Antes de que terminara de hablar, la dama extendió hacia él, con exquisita languidez, un bello brazo desnudo. Respetuosamente rozó la mano con sus labios e hizo la observación mental de que era huesuda. Madame de Lionne era una rubia de cutis maravilloso y rostro alargado.
-C' est ça! -dijo con una sonrisa etérea que descubría una hilera de anchos dientes. -Venga esta noche a defender su causa.
-No faltaré; madame.
Entretanto, magnifico en su flamante dolmán y sus relucientes botas, el teniente Feraud se mantenía sentado a corta distancia del diván, con una mano apoyada en el muslo y la otra atusando la retorcida guía del mostacho. Respondiendo a una significativa mirada de D'Hubert, se levantó con desgano y lo siguió al hueco de una ventana.
-¿Qué desea de mí? -preguntó con asombrosa indiferencia.

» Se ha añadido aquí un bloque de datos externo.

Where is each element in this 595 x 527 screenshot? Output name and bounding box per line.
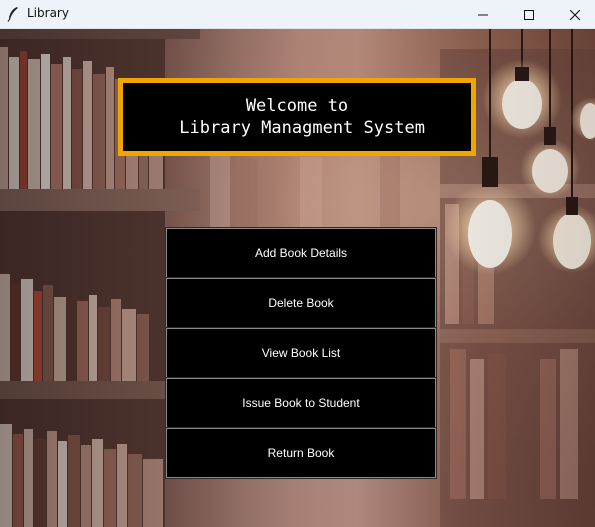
view-book-list-button[interactable]: View Book List xyxy=(165,327,437,379)
issue-book-button[interactable]: Issue Book to Student xyxy=(165,377,437,429)
feather-icon xyxy=(6,6,20,22)
return-book-button[interactable]: Return Book xyxy=(165,427,437,479)
title-bar: Library xyxy=(0,0,595,29)
maximize-icon xyxy=(524,9,534,20)
welcome-title-line1: Welcome to xyxy=(245,96,349,116)
delete-book-button[interactable]: Delete Book xyxy=(165,277,437,329)
minimize-button[interactable] xyxy=(460,0,506,29)
close-button[interactable] xyxy=(552,0,595,29)
main-canvas: Welcome to Library Managment System Add … xyxy=(0,29,595,527)
add-book-details-button[interactable]: Add Book Details xyxy=(165,227,437,279)
welcome-header: Welcome to Library Managment System xyxy=(118,78,476,156)
window-title: Library xyxy=(27,6,69,20)
welcome-title-line2: Library Managment System xyxy=(169,118,425,138)
maximize-button[interactable] xyxy=(506,0,552,29)
minimize-icon xyxy=(478,10,488,20)
close-icon xyxy=(570,9,580,20)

El teniente D'Hubert no podía comprender que, con plena inocencia y total tranquilidad de conciencia, el teniente Feraud considerara su duelo desde un punto de vista en el cual no figuraban el remordimiento ni siquiera el temor racional a las consecuencias posibles. Había escogido por padrinos a dos experimentados amigos. Todo se había hecho de acuerdo a las reglas que rigen esta clase de aventuras. Además, es evidente que los duelos se llevan a cabo con el propósito deliberado de, por lo menos, herir a alguien, cuando no de matarlo. El civil resultó herido. También eso estaba en orden. El teniente Feraud se sentía perfectamente tranquilo; pero D'Hubert tomó su calma por afectación, y le habló con cierta viveza.
-El general me ha enviado para ordenarle que se retire inmediatamente a sushabitaciones y que permanezca allí estrictamente arrestado.
Tocaba ahora al teniente Feraud el sentirse asombrado.
-¿Qué diablos me dice usted? -murmuró débilmente, y se sumió en tan honda reflexión, que sólo pudo seguir mecánicamente los movimientos del teniente D'Hubert.
Los dos oficiales -el uno alto, de facciones interesantes y con unos bigotes color maíz; el otro bajo, macizo, con una nariz ganchuda y una masa de cabellos negros y crespos- se acercaron a la dueña de casa para despedirse Mujer de gustos eclécticos, Madame de Lionne sonrió a ambos oficiales con imparcial sensibilidad y una igual participación de interés.
Madame de Lionne disfrutaba de la infinita variedad de la especie humana. Todos los ojos siguieron a los oficiales que salían, y cuando se hubieron alejado, uno o dos de los invitados que ya habían tenido conocimiento del duelo comunicaron la noticia a las frágiles damas que la acogieron con débiles exclamaciones de humana comprensión.